In Virginia, 65 percent of independents cast their ballots for McDonnell and in New Jersey, Christie took 60 percent of the independent vote, according to CNN’s early exit polls. The economy and jobs were the most important issue to voters in both states, with 32 percent of New Jersey voters and almost half of Virginia voters saying so. Six in ten New Jersey voters and 55 percent of Virginians said Obama had no effect on their vote.
The data refute the arguments of Republicans who said the races were referenda on Obama, said David Plouffe, the president’s former campaign manager.
‘Local Races’
“These are local races,” he said in an interview yesterday on Bloomberg Television. “By Thursday or Friday the remnants of this will be forgotten.”
Tom Reynolds, a former congressman from New York and head of the National Republican Congressional Committee, agreed.
“It probably will have little to do with next year’s outcome,” he said. “Whether it is who wins the House baseball game or a fight in the off-year, people are wanting to take credit.”
While voters in Virginia said the race wasn’t a referendum on Obama, the low turnout among blacks and young voters was a failure of his grassroots campaign machine, said Jennifer Duffy, an analyst at the Cook Political Report in Washington.

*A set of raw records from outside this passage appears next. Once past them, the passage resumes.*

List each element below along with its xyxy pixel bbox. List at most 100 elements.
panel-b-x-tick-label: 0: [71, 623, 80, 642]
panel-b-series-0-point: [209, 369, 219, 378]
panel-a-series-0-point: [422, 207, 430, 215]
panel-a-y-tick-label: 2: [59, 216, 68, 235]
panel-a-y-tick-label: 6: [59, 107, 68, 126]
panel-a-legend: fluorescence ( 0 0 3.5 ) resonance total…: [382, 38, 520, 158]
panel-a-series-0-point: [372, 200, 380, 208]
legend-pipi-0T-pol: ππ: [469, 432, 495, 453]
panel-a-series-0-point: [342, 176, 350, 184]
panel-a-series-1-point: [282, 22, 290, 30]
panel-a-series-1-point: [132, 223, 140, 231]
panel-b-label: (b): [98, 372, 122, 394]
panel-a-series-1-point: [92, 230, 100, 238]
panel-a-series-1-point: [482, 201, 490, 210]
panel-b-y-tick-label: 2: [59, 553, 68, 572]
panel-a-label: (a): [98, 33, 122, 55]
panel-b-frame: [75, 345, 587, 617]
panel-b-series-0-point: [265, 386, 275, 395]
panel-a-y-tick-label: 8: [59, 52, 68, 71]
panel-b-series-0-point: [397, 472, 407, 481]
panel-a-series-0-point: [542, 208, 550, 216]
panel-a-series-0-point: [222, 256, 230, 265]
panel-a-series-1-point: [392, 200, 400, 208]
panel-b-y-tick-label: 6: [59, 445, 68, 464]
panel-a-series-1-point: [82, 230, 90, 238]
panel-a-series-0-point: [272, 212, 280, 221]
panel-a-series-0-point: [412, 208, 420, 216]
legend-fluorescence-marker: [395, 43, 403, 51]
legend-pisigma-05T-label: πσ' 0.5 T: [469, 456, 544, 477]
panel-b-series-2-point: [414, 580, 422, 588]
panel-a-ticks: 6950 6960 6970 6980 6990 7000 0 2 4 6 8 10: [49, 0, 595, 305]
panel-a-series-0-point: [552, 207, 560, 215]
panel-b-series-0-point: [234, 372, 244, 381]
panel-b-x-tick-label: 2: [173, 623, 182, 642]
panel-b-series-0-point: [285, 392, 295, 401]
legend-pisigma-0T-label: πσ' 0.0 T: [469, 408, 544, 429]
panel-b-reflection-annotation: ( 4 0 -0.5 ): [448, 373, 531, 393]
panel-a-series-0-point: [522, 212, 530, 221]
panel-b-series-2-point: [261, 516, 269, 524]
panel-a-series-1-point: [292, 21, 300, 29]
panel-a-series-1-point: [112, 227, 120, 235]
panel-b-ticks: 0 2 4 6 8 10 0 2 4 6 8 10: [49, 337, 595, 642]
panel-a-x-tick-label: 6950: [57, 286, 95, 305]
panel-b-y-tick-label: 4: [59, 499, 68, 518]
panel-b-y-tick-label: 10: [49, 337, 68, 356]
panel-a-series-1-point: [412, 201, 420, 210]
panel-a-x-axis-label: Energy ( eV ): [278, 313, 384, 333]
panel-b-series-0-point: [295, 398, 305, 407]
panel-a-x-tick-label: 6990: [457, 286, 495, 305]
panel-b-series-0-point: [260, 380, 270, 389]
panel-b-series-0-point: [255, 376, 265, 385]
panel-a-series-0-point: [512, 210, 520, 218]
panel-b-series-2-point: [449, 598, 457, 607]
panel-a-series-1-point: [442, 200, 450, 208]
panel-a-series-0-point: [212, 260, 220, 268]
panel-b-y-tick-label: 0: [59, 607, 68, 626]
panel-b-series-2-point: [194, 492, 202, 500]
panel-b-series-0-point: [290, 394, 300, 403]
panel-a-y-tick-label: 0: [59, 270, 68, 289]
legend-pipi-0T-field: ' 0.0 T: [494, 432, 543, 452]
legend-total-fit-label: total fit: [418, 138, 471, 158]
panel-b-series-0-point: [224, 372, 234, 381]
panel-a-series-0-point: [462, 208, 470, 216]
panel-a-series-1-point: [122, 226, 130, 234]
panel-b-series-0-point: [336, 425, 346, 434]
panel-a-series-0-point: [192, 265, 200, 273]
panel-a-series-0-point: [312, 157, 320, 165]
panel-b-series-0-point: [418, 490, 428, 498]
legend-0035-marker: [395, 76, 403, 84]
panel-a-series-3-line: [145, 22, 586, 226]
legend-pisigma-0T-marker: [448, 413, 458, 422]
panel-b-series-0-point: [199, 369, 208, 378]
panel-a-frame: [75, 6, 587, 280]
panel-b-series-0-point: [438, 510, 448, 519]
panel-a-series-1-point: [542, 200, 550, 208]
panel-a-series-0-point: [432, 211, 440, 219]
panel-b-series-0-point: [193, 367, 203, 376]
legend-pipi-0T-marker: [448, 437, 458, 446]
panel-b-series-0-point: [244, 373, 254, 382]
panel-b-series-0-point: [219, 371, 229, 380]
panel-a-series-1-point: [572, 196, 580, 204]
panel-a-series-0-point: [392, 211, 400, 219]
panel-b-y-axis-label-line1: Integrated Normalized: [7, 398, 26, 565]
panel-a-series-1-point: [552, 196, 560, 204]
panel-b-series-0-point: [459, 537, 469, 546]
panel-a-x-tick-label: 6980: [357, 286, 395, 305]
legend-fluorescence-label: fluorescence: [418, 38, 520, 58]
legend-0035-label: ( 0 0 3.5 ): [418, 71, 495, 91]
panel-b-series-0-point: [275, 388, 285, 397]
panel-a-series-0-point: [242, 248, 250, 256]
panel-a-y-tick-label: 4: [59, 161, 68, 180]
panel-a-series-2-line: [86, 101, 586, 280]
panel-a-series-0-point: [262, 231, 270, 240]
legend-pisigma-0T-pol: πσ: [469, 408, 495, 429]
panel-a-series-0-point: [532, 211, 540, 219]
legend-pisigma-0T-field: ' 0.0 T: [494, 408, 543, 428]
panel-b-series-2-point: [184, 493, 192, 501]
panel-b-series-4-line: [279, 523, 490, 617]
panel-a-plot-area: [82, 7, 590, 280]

“Looking to 2010, it’s a good lesson to relearn,” she said. “It’s not going to be the silver bullet for Democrats.”
Amo Houghton, a former New York congressman and founder of the Republican Main Street Partnership, which promotes centrist Republicans, said the ouster of Scozzafava by Hoffman could be a bad omen for the party. Hoffman had assailed Scozzafava’s support for the stimulus, gay marriage and abortion rights. Owens had 49 percent of the vote, compared with 45.6 percent for Hoffman.
‘Tragic’
“It’s tragic,” he said. “You don’t turn on your own people if you believe in the country and the two-party system.”
Armey said Republicans would have won if they “had nominated a true conservative from the outset.”
John Lapp, who was the director of the Democratic Congressional Campaign Committee in 2006 under then Illinois Representative Rahm Emanuel, said the results last night could impair Republicans chances in swing districts, such as the Northeast, where there are only two Republican senators, Olympia Snowe and Susan Collins of Maine.
“There has been a purist civil war, revolution for the heart and soul of the party and the moderates have lost,” Lapp said.